Chinese and Indian players “could aspire to a bigger chunk of the European cloud market that they could sell to for a fraction of the price,” says Maisto. “We have European clients that are already telling me, ‘well actually, we have a little bit of Tencent Cloud in Europe’.”

“I live in Naples, and I see so many Chinese cars in the streets. My assumption is, if we are so open and trust these Chinese cars with our lives, why shouldn’t we trust Chinese players on the infrastructure layer for cloud deployment?”

The genie is out of the bottle

While digital sovereignty was already gaining pace due to Trump’s aggressive posture against Europe, the administration’s extreme belligerence has only further catalysed the movement.

It seems there will be no cramming this genie back into the bottle. Even if the actions of Trump brought greater attention to over-reliance on US tech, that problem is clearly a systemic one.

Addressing that problem will take “regulation and improved incentive structures,” according to Johan Linåker, an academic who specialises in digital sovereignty at the RISE Research Institute of Sweden.

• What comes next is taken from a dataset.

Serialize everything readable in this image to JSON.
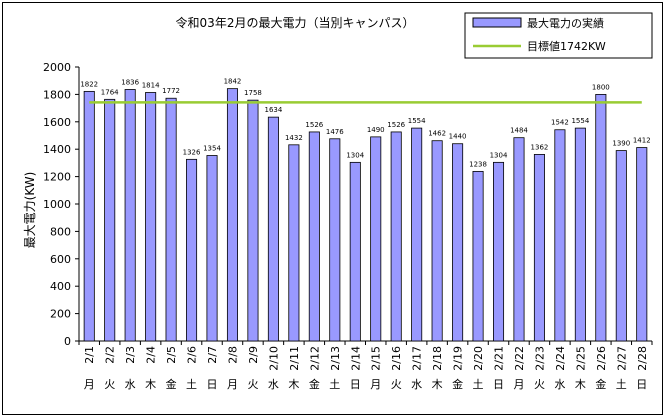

“Both should factor in the need to increase sovereignty in public tenders and into the general design, implementation, and running of Europe’s digital infrastructure,” Linåker says. There’s also a need to promote growth and investments across European ecosystems. Such measures are expected to appear in the upcoming Cloud and AI Development Act.

Decisive action is required, Linåker adds, that can “trickle down and align the national, regional and local levels of Europe”. Trump won’t be in power forever. But there’s no guarantee against other kinds of Trumps in the future. Without intervention, the vulnerabilities torn open to exposure by him will surely remain.